Flail chest is a common injury sustained by patients who experience high-energy blunt chest trauma and results in severe respiratory compromise because of altered mechanics of respiration. There has been increased interest in operative fixation of these injuries with the intention of restoring the mechanical integrity of the chest wall, and several studies have shown that ventilation requirements and pulmonary complications may be decreased with operative intervention. The purpose of this study was to evaluate fixation of rib fractures in flail chest injuries using cost-effectiveness analysis, supported by systematic review and meta-analysis.

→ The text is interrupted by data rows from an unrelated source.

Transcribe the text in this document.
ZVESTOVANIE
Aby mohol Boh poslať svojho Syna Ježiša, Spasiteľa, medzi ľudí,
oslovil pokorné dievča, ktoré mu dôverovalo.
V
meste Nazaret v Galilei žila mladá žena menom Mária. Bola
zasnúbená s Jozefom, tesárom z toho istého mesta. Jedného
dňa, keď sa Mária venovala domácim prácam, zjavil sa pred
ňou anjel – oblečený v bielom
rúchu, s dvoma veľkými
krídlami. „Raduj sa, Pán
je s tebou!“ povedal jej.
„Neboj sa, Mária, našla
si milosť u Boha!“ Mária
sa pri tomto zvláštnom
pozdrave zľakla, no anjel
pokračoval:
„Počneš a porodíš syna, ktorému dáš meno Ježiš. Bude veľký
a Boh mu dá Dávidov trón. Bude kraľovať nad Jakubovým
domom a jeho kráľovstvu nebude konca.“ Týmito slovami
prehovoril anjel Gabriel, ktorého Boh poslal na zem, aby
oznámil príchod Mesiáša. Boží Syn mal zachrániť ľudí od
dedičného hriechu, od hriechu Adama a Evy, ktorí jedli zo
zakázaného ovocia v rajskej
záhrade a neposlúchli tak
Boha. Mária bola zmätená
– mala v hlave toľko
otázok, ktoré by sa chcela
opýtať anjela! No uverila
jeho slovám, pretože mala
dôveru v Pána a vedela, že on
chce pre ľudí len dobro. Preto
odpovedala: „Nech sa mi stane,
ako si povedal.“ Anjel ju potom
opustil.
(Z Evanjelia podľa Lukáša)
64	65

This was a 2-part study in which we initially conducted a systematic literature review and meta-analysis on outcomes after operative fixation of flail chest injuries, evaluating intensive care unit (ICU) stay, hospital length of stay (LOS), mortality, pneumonia, and need for tracheostomy. The results were then applied to a decision-analysis model comparing the costs and outcomes of operative fixation versus nonoperative treatment. The validity of the results was tested using probabilistic sensitivity analysis.
Operative treatment decreased mortality, pneumonia, and tracheotomy (risk ratios of 0.44, 0.59, and 0.52, respectively), as well as time in ICU and total LOS (3.3 and 4.8 days, respectively). Operative fixation was associated with higher costs than nonoperative treatment ($23,682 vs. $8629 per case, respectively) and superior outcomes (32.60 quality-adjusted life year (QALY) vs. 30.84 QALY), giving it an incremental cost-effectiveness ratio of $8577/QALY.

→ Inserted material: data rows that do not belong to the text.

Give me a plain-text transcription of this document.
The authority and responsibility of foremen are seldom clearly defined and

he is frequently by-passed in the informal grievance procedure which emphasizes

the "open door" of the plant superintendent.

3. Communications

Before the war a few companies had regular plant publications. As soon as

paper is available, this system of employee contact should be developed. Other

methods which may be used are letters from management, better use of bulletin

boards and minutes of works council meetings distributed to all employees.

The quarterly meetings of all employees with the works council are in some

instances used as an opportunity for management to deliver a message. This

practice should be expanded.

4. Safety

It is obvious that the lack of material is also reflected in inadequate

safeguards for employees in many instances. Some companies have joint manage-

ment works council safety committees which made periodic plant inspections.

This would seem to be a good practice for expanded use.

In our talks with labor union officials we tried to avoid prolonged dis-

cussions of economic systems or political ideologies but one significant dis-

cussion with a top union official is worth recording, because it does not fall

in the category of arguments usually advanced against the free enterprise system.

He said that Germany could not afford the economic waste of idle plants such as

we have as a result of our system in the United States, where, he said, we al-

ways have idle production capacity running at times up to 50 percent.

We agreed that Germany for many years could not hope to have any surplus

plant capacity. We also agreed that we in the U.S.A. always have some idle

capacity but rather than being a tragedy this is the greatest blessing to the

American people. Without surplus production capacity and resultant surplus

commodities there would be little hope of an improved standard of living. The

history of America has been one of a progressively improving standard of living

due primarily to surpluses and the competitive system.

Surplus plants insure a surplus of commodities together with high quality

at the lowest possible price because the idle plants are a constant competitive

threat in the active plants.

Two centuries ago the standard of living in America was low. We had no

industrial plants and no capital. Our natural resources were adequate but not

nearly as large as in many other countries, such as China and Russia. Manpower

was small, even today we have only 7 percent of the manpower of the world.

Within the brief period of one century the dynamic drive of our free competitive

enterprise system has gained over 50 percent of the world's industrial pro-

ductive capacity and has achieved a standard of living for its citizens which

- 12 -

Surgical fixation of rib fractures sustained from flail chest injuries decreased ICU time, mortality, pulmonary complications, and hospital LOS and resulted in improved health care-related outcomes and was a cost-effective intervention. These results were sensitive to overall complication rates, and operations should be conducted by surgeons or combined surgical teams comfortable with both thoracic anatomy and exposures as well as with the principles and techniques of internal fixation.
Economic Level III. See Instructions for Authors for a complete description of levels of evidence.
连枷胸是经历高能钝性胸部创伤的患者常见的损伤,由于呼吸力学改变导致严重的呼吸功能不全。人们对通过手术固定这些损伤以恢复胸壁的机械完整性越来越感兴趣,多项研究表明手术干预可降低通气需求和肺部并发症。本研究的目的是通过成本效益分析评估连枷胸损伤中肋骨骨折的固定情况,并辅以系统评价和荟萃分析。
这是一项分为两部分的研究,我们首先对连枷胸损伤手术固定后的结局进行了系统的文献综述和荟萃分析,评估重症监护病房(ICU)住院时间、住院时间(LOS)、死亡率、肺炎以及气管切开术的需求。然后将结果应用于决策分析模型,比较手术固定与非手术治疗的成本和结局。使用概率敏感性分析测试结果的有效性。
手术治疗降低了死亡率、肺炎和气管切开术的发生率(风险比分别为0.44、0.59和0.52),以及ICU住院时间和总住院时间(分别为3.3天和4.8天)。手术固定与比非手术治疗更高的成本相关(分别为每例23,682美元和8629美元),但结局更好(32.60质量调整生命年(QALY)对30.84 QALY),使其增量成本效益比为8577美元/QALY。
连枷胸损伤所致肋骨骨折的手术固定减少了ICU时间、死亡率、肺部并发症和住院时间,并改善了与医疗保健相关的结局,是一种具有成本效益的干预措施。这些结果对总体并发症发生率敏感,手术应由熟悉胸部解剖结构和暴露以及内固定原则和技术的外科医生或联合手术团队进行。
经济水平III。有关证据水平的完整描述,请参阅作者指南。